In New London, Connecticut, the government is currently in court defending its inalienable right to evict 83-year-old Wilhelmina Dery from a property that's been in her family for more than 100 years.
The city's historic Fort Trumbull area, where Dery lives, became a target for development in 1998, when Viagra-maker Pfizer decided to build a $270 million research facility next door. The problem, say planners, is that they need to increase the "radii" of the road that surrounds Dery's property so that a private developer can build a mecca of upscale apartments, marinas, retail shops, and restaurants. There will also be a conference center for use by Pfizer.
There's just no place in such a grand plan for Dery's quarter-acre property, which contains four impeccably maintained houses. It has "no reuse value," according to the planners, a fate it shares with 114 other properties, the majority of which have already been destroyed. Six others have joined Dery in holding out. They have teamed with the D.C.-based Institute for Justice to sue the city and the New London Development Corporation.
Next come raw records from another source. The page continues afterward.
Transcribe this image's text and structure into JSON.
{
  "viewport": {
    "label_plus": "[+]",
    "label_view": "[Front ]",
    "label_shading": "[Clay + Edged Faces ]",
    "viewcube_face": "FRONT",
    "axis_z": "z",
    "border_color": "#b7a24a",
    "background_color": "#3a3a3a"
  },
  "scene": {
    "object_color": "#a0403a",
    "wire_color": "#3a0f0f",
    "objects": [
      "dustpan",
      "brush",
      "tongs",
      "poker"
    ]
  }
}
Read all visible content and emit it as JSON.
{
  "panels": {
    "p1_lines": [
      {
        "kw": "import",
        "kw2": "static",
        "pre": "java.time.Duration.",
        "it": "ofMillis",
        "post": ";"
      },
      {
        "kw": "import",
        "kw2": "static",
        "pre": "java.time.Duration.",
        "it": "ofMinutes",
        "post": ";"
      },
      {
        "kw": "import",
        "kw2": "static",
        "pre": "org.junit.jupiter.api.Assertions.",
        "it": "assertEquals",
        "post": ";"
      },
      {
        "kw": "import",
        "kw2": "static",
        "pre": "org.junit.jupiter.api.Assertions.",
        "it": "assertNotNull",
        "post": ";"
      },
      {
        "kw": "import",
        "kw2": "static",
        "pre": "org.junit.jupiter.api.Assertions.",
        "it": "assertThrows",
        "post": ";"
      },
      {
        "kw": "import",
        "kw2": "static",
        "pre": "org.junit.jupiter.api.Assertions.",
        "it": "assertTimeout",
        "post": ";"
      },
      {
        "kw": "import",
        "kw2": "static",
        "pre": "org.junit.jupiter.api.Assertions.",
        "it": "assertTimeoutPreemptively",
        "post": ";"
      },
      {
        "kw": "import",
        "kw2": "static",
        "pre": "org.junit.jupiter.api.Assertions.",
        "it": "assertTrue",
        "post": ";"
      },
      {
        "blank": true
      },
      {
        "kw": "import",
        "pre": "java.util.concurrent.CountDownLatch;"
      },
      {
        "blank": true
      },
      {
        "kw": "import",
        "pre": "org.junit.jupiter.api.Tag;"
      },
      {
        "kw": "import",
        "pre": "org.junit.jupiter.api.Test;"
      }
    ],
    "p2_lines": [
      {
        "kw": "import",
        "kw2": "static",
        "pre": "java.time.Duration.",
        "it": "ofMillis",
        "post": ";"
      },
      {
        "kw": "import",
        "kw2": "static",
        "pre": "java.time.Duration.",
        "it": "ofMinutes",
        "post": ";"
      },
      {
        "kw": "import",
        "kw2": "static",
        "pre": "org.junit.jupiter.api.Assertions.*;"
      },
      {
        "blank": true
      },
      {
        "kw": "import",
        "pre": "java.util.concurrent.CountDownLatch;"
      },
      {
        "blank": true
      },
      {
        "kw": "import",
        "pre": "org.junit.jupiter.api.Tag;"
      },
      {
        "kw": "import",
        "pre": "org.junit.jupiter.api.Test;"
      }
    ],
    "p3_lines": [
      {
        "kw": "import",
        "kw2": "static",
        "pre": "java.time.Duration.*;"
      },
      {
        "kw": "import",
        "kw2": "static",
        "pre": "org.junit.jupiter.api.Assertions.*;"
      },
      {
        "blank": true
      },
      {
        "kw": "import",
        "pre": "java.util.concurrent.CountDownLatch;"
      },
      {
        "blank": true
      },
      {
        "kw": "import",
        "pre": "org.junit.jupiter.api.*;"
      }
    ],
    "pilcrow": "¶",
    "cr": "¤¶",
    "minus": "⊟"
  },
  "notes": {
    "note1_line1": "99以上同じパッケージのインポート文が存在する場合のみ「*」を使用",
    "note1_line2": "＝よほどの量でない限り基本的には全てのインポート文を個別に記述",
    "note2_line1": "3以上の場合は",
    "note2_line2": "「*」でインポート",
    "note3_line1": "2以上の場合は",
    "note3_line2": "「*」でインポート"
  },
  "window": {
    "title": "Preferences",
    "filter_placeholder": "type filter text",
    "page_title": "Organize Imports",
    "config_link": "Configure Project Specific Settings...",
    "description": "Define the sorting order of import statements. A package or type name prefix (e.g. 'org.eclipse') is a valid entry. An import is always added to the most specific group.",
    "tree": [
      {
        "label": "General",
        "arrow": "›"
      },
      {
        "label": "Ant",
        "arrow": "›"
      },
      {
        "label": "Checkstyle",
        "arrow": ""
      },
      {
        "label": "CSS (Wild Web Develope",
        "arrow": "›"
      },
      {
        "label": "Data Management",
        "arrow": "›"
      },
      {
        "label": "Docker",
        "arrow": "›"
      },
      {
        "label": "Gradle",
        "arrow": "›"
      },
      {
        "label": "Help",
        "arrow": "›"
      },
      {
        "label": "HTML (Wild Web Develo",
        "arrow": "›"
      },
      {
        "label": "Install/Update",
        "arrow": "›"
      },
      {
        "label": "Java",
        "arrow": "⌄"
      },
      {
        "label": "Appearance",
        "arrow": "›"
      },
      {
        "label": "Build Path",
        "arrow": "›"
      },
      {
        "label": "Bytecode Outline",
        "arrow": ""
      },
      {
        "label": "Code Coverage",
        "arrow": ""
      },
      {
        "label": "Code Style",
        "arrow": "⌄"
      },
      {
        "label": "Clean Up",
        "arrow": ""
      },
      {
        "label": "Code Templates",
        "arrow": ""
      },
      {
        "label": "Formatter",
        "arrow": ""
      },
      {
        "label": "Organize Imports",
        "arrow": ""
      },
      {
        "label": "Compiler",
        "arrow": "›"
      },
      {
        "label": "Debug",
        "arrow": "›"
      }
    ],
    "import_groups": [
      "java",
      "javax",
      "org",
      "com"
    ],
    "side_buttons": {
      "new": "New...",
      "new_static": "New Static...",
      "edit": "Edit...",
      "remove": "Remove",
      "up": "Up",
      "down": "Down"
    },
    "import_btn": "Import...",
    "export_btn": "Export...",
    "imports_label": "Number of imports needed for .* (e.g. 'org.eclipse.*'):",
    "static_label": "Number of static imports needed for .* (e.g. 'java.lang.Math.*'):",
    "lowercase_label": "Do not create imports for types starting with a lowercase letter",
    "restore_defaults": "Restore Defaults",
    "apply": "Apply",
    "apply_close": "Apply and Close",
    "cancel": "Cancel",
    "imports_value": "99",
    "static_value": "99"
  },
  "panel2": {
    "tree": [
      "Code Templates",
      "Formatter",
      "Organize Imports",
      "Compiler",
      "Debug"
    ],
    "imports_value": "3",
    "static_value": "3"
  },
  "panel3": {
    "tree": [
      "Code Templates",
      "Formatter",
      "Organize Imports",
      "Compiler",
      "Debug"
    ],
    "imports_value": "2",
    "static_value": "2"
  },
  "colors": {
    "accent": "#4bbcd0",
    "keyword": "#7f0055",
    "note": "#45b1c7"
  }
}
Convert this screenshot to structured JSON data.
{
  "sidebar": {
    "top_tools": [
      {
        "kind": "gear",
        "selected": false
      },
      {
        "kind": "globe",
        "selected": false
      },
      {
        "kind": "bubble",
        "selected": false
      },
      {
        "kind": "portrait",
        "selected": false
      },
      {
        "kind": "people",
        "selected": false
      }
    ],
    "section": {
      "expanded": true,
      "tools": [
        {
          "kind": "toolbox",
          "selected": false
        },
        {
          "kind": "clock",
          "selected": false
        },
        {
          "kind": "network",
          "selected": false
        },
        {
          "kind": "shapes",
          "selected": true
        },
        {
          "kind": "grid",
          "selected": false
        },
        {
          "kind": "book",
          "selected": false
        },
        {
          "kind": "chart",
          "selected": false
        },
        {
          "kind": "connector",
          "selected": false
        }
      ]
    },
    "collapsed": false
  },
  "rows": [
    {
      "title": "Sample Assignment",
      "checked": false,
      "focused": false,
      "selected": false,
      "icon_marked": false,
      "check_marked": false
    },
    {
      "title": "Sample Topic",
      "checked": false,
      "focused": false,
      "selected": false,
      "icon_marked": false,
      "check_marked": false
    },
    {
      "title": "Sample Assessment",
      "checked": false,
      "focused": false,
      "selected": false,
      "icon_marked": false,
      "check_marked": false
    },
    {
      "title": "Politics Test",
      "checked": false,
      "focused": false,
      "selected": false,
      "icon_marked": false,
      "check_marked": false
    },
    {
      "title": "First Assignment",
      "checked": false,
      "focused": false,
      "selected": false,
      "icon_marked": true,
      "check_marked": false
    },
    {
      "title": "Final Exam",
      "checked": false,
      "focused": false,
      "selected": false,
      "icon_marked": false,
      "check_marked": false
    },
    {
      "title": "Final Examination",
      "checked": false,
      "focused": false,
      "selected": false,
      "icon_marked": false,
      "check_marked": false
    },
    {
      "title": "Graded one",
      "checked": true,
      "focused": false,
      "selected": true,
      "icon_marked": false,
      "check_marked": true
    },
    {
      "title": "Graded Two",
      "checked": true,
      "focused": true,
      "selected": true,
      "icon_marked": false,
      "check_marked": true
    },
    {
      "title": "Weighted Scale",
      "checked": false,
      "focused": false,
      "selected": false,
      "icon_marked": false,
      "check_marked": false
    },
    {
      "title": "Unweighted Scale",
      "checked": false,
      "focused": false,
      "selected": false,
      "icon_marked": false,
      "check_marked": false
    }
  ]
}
The city's position is starkly opportunistic. More than half of New London's property can't be taxed and the remaining 46 percent is fully developed, points out NLDC spokesman Christopher Riley. Local pols can only grab more money if they increase the city's tax base by upgrading existing property. Officials get dollar signs in their eyes, down to the penny, when they look to Fort Trumbull. The development "will result in a potential increase of taxes of $2,241,684.98," city lawyers note in a court document.